This function is to calculate the CPM deconvolution proportions. IMPORTANT: No model is needed. Everything is done inside this method. This method is NOT deterministic, so if it is run multiple times, it will create different outputs.

deconvolute_cpm(
  bulk_gene_expression,
  single_cell_object,
  cell_type_annotations,
  cell_space = "PCA",
  no_cores = NULL,
  neighborhood_size = 10,
  model_size = 50,
  min_selection = 5,
  calculate_CI = FALSE,
  verbose = FALSE
)

Arguments

bulk_gene_expression

A matrix of bulk data. Rows are genes, columns are samples. Row and column names need to be set.

single_cell_object

A matrix with the single-cell data. Rows are genes, columns are samples. Row and column names need to be set.

cell_type_annotations

A vector of the cell type annotations.
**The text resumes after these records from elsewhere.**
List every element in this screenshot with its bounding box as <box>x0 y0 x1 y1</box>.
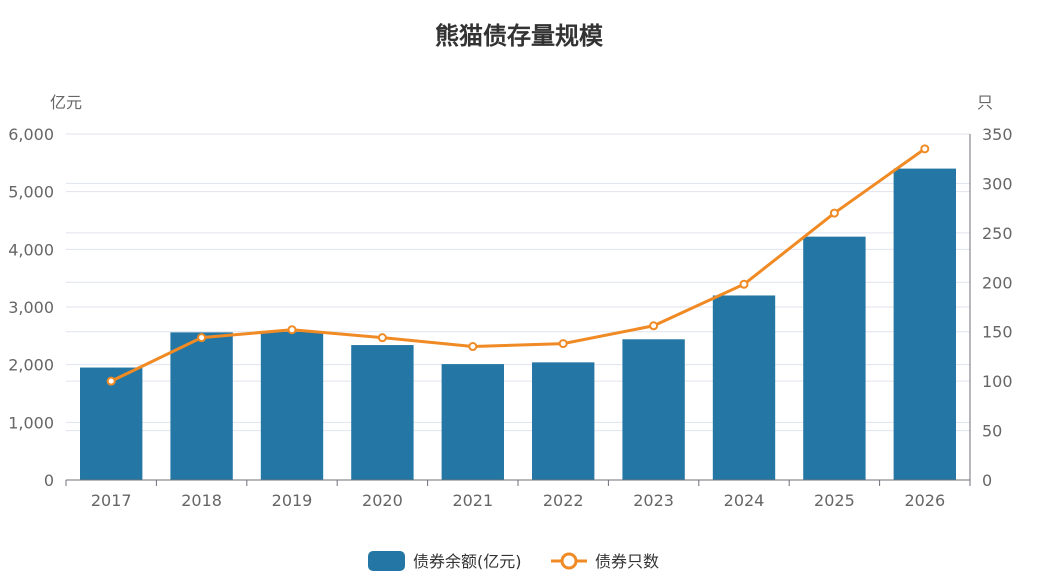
x-axis-tick-label: 2019 <box>272 491 313 510</box>
line-point-2026 <box>920 144 930 154</box>
right-axis-tick-label: 150 <box>982 323 1013 342</box>
line-point-2022 <box>558 339 568 349</box>
bar-2024 <box>712 295 776 480</box>
legend-label-bar: 债券余额(亿元) <box>413 552 522 571</box>
bar-series <box>80 168 956 480</box>
line-point-2020 <box>377 333 387 343</box>
right-axis-tick-label: 50 <box>982 422 1002 441</box>
x-axis-tick-label: 2021 <box>452 491 493 510</box>
x-axis-tick-label: 2025 <box>814 491 855 510</box>
bar-2021 <box>441 364 504 480</box>
bar-2020 <box>351 345 414 480</box>
left-axis-unit: 亿元 <box>50 93 82 112</box>
x-axis-tick-label: 2020 <box>362 491 403 510</box>
line-point-2024 <box>739 279 749 289</box>
left-axis-tick-label: 5,000 <box>8 183 54 202</box>
left-axis-tick-label: 3,000 <box>8 298 54 317</box>
bar-2022 <box>532 362 595 480</box>
left-axis-tick-label: 6,000 <box>8 125 54 144</box>
right-axis-tick-label: 350 <box>982 125 1013 144</box>
left-axis-tick-label: 0 <box>44 471 54 490</box>
legend-swatch-bar <box>368 551 405 571</box>
right-axis-tick-label: 100 <box>982 372 1013 391</box>
bar-2026 <box>893 168 956 480</box>
bar-2025 <box>803 236 866 480</box>
legend-label-line: 债券只数 <box>595 552 659 571</box>
chart-title: 熊猫债存量规模 <box>435 22 604 50</box>
x-axis-tick-label: 2026 <box>904 491 945 510</box>
line-point-2021 <box>468 342 478 352</box>
bar-2018 <box>170 332 233 480</box>
x-axis-tick-label: 2018 <box>181 491 222 510</box>
line-point-2018 <box>197 333 207 343</box>
line-series <box>106 144 930 386</box>
left-axis-tick-label: 1,000 <box>8 413 54 432</box>
x-axis-tick-label: 2017 <box>91 491 132 510</box>
right-axis-tick-label: 250 <box>982 224 1013 243</box>
right-axis-tick-label: 200 <box>982 273 1013 292</box>
legend-item-bar: 债券余额(亿元) <box>368 551 522 571</box>
x-axis-tick-label: 2024 <box>724 491 765 510</box>
right-axis-tick-label: 300 <box>982 174 1013 193</box>
line-point-2017 <box>106 376 116 386</box>
line-path <box>110 147 926 383</box>
axes: 0 1,000 2,000 3,000 4,000 5,000 6,000 0 50 100 150… <box>8 125 1012 510</box>
line-point-2019 <box>287 325 297 335</box>
x-axis-tick-label: 2022 <box>543 491 584 510</box>
bar-2023 <box>622 339 685 480</box>
right-axis-tick-label: 0 <box>982 471 992 490</box>
line-point-2025 <box>829 208 839 218</box>
line-point-2023 <box>649 321 659 331</box>
legend-swatch-marker <box>560 552 578 570</box>
legend-item-line: 债券只数 <box>551 552 659 571</box>
x-axis-tick-label: 2023 <box>633 491 674 510</box>
left-axis-tick-label: 2,000 <box>8 356 54 375</box>
bar-2019 <box>260 331 324 480</box>
right-axis-unit: 只 <box>977 93 993 112</box>
legend[interactable]: 债券余额(亿元) 债券只数 <box>368 551 659 571</box>
left-axis-tick-label: 4,000 <box>8 240 54 259</box>
bar-2017 <box>80 367 143 480</box>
Has to be in the same order as the samples in single_cell_object.

cell_space

The cell state space corresponding to the single-cell RNA-seq data. It can be a vector for a 1-dim space or a 2D matrix for a two space where each column represents a different dimension. The cell space should incorporate the similarities of cells within cell types. Similarities between cells from different cell types, based on the cell space, are not taken into account in CPM. It is also possible to supply the string "PCA", "UMAP" or "TSNE" which calculates the cell space using the corresponding method (using the Seurat implementation and default parameters).

no_cores

A number for the amount of cores which will be used for the analysis. The default (NULL) is total number of cores minus 1.

neighborhood_size

Cell neighborhood size which will be used for the analysis. This should be lower than the number of cells in the smallest cell type. The default is 10.

model_size

The reference subset size in each iteration of CPM. This should be lower than the total number of cells. The default is 50.

min_selection

The minimum number of times in which each reference cell is selected. Increasing this value might have a large effect on the algorithm's running time. The default is 5.

calculate_CI

A boolean parameter indicating whether the calculation of confidence intervals is needed. The default is FALSE.

verbose

Whether to produce an output on the console.

Value

A list including:

predicted

CPM predicted cell abundance matrix. Each row represents a sample and each column a single cell.

cellTypePredictions

CPM predicted cell-type abundance matrix. Each row represents a sample and each column a single cell-type.

confIntervals

A matrix containing the confidence interval for each cell and sample. Each row represents a sample and each column a single cell. This is calculated if calculate_CI = TRUE.

numOfRuns

The number of deconvolution repeats preformed by CPM.

Details

This function initiate the Cellular Population Mapping (CPM) algorithm - a deconvolution algorithm in which single-cell genomics is required in only one or a few samples, where in other samples of the same tissue, only bulk genomics is measured and the underlying fine resolution cellular heterogeneity is inferred. CPM predicts the abundance of cells (and cell types) ranging monotonically from negative to positive levels. Using a relative framework these values correspond to decrease and increase in cell abundance levels, respectively. On the other hand, in an absolute framework lower values (including negatives) correspond to lower abundances and vise versa. These values are comparable between samples.